Cross and his men were released.
The war took a new direction — Vietnamization — and the Army was offering early-outs. Cross took it and returned to Minnesota. His wife, Linda, was pregnant. She gave birth to a boy.
He had considered working a mercenary job in Africa, where he would train officers (which was legal then), but his wife didn’t want him returning to combat. He had to get a job.
He decided to re-enter the Army, and he served another 28 years, the final three with the Army Reserves.
He finished as a senior non-commissioned officer. Though he retired as a 1st sergeant, he did achieve the rank of command sergeant major during a unit drawdown.
The career path took him to Japan, Congo, Thailand, Fort Benning, Fort Bragg again and Fort Hood. His Reserve duty was at Fort Snelling.
He also served a year with a Ranger unit in the 172nd Infantry Regiment in Alaska. He learned to leave his motor vehicle running 24 hours a day, and if he didn’t cover his hands at night when taking an outdoor leak, it could lead to frostbite. One time, they stole fish from bears near a river and brought them to the chow hall to cook. The meal was excellent.
He got out in 1995 and worked at a factory. The company was purchased, and the new company offered a 30-year pension to anyone who quit. Cross resigned within 30 minutes.
Meanwhile, Linda worked at US Bank headquarters as a data analyst. Together, they built a house on Big Sauk Lake. They moved there in 2003 and got active in The American Legion with Sauk Centre Post 67.
It all started when he asked for a good place to icefish. In that spot, he caught a single crappie. He brought it to share with a group of guys nearby, and they had bunches of crappie. He got to know those guys in the Legion, and they soon nominated him for a district committee chairman role. He continued on to be district commander and now has a national appointment. He says he is on his way down now and wants young veterans to move up.

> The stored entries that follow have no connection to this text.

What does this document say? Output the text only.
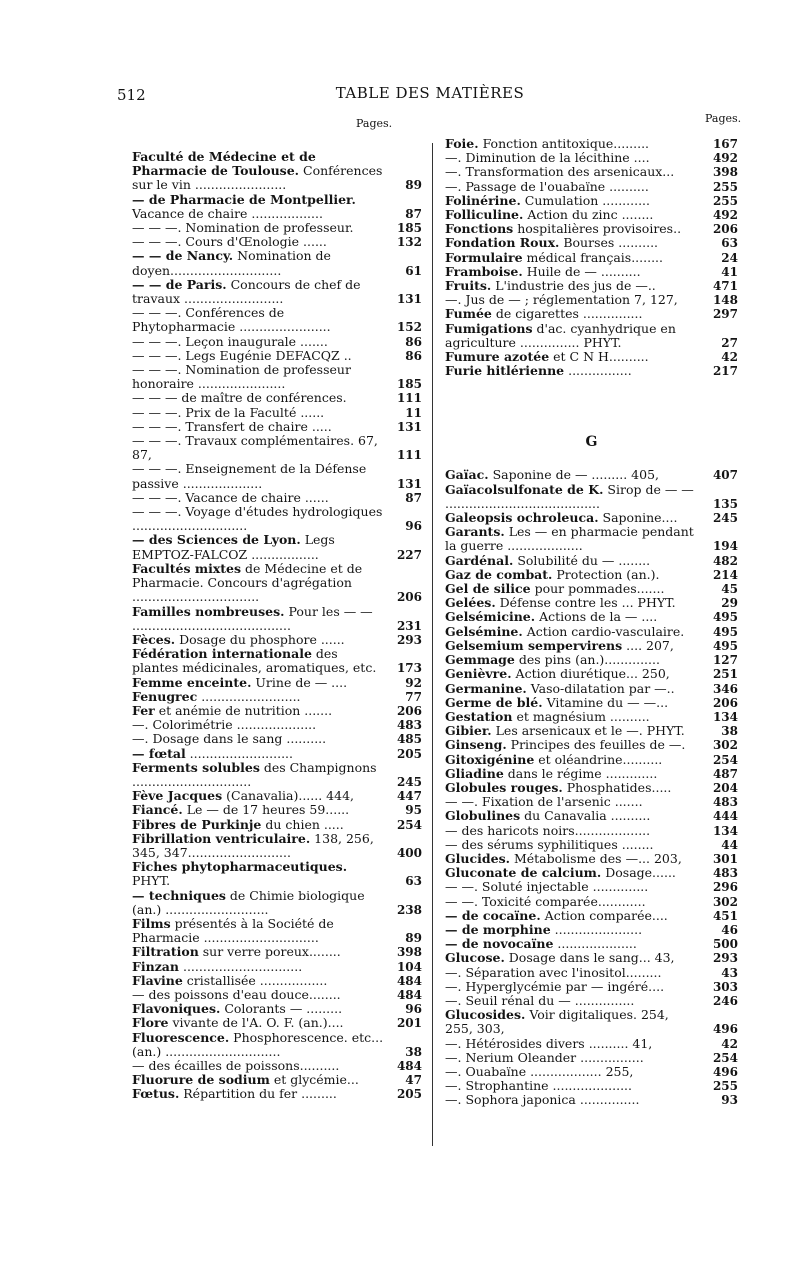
512	TABLE DES MATIÈRES
Pages.	Pages.
Faculté de Médecine et de Pharmacie de Toulouse. Conférences sur le vin .......................	89
— de Pharmacie de Montpellier. Vacance de chaire ..................	87
— — —. Nomination de professeur.	185
— — —. Cours d'Œnologie ......	132
— — de Nancy. Nomination de doyen............................	61
— — de Paris. Concours de chef de travaux .........................	131
— — —. Conférences de Phytopharmacie .......................	152
— — —. Leçon inaugurale .......	86
— — —. Legs Eugénie DEFACQZ ..	86
— — —. Nomination de professeur honoraire ......................	185
— — — de maître de conférences.	111
— — —. Prix de la Faculté ......	11
— — —. Transfert de chaire .....	131
— — —. Travaux complémentaires. 67, 87,	111
— — —. Enseignement de la Défense passive ....................	131
— — —. Vacance de chaire ......	87
— — —. Voyage d'études hydrologiques .............................	96
— des Sciences de Lyon. Legs EMPTOZ-FALCOZ .................	227
Facultés mixtes de Médecine et de Pharmacie. Concours d'agrégation ................................	206
Familles nombreuses. Pour les — — ........................................	231
Fèces. Dosage du phosphore ......	293
Fédération internationale des plantes médicinales, aromatiques, etc.	173
Femme enceinte. Urine de — ....	92
Fenugrec .........................	77
Fer et anémie de nutrition .......	206
—. Colorimétrie ....................	483
—. Dosage dans le sang ..........	485
— fœtal ..........................	205
Ferments solubles des Champignons ..............................	245
Fève Jacques (Canavalia)...... 444,	447
Fiancé. Le — de 17 heures 59......	95
Fibres de Purkinje du chien .....	254
Fibrillation ventriculaire. 138, 256, 345, 347..........................	400
Fiches phytopharmaceutiques. PHYT.	63
— techniques de Chimie biologique (an.) ..........................	238
Films présentés à la Société de Pharmacie .............................	89
Filtration sur verre poreux........	398
Finzan ..............................	104
Flavine cristallisée .................	484
— des poissons d'eau douce........	484
Flavoniques. Colorants — .........	96
Flore vivante de l'A. O. F. (an.)....	201
Fluorescence. Phosphorescence. etc... (an.) .............................	38
— des écailles de poissons..........	484
Fluorure de sodium et glycémie...	47
Fœtus. Répartition du fer .........	205
Foie. Fonction antitoxique.........	167
—. Diminution de la lécithine ....	492
—. Transformation des arsenicaux...	398
—. Passage de l'ouabaïne ..........	255
Folinérine. Cumulation ............	255
Folliculine. Action du zinc ........	492
Fonctions hospitalières provisoires..	206
Fondation Roux. Bourses ..........	63
Formulaire médical français........	24
Framboise. Huile de — ..........	41
Fruits. L'industrie des jus de —..	471
—. Jus de — ; réglementation 7, 127,	148
Fumée de cigarettes ...............	297
Fumigations d'ac. cyanhydrique en agriculture ............... PHYT.	27
Fumure azotée et C N H..........	42
Furie hitlérienne ................	217
G
Gaïac. Saponine de — ......... 405,	407
Gaïacolsulfonate de K. Sirop de — — .......................................	135
Galeopsis ochroleuca. Saponine....	245
Garants. Les — en pharmacie pendant la guerre ...................	194
Gardénal. Solubilité du — ........	482
Gaz de combat. Protection (an.).	214
Gel de silice pour pommades.......	45
Gelées. Défense contre les ... PHYT.	29
Gelsémicine. Actions de la — ....	495
Gelsémine. Action cardio-vasculaire.	495
Gelsemium sempervirens .... 207,	495
Gemmage des pins (an.)..............	127
Genièvre. Action diurétique... 250,	251
Germanine. Vaso-dilatation par —..	346
Germe de blé. Vitamine du — —...	206
Gestation et magnésium ..........	134
Gibier. Les arsenicaux et le —. PHYT.	38
Ginseng. Principes des feuilles de —.	302
Gitoxigénine et oléandrine..........	254
Gliadine dans le régime .............	487
Globules rouges. Phosphatides.....	204
— —. Fixation de l'arsenic .......	483
Globulines du Canavalia ..........	444
— des haricots noirs...................	134
— des sérums syphilitiques ........	44
Glucides. Métabolisme des —... 203,	301
Gluconate de calcium. Dosage......	483
— —. Soluté injectable ..............	296
— —. Toxicité comparée............	302
— de cocaïne. Action comparée....	451
— de morphine ......................	46
— de novocaïne ....................	500
Glucose. Dosage dans le sang... 43,	293
—. Séparation avec l'inositol.........	43
—. Hyperglycémie par — ingéré....	303
—. Seuil rénal du — ...............	246
Glucosides. Voir digitaliques. 254, 255, 303,	496
—. Hétérosides divers .......... 41,	42
—. Nerium Oleander ................	254
—. Ouabaïne .................. 255,	496
—. Strophantine ....................	255
—. Sophora japonica ...............	93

“Let the young guys do this stuff. Let’s mentor the younger guys,” he said.
He has been a Legionnaire for 39 years. About 10 years ago, he moved his membership to Melrose Post 101, where he is today. Public service is important to him. He also is a member of the SAL and Riders.
Linda died of cancer in 2020. They had been married for 51 years. His mother died the same year.
Cross and Sharon Thiemecke had known each other for 20 years.
“I got lonely and started dating her,” he said. “She’s the smart one of the two of us.”
He explained that they found one another to be comfortable.
They got married Memorial Day 2023. They are now Rick and Sharon Cross. She is a member of Bemidji Unit 14 and the president of the American Legion Auxiliary Department of Minnesota.
He brings his son, now a 52-year-old engineer. She brings five grown children, two girls, two boys.
You see them at Legion Family events, whether at the 104th National Convention in Charlotte or the Camporee up at Legionville or the State Bowling Tournament in Dayton.
They are nearly inseparable. When they are separated, it is usually because she has a business meeting, or a presidential duty, and there he is, waiting patiently outside the door to drive her home.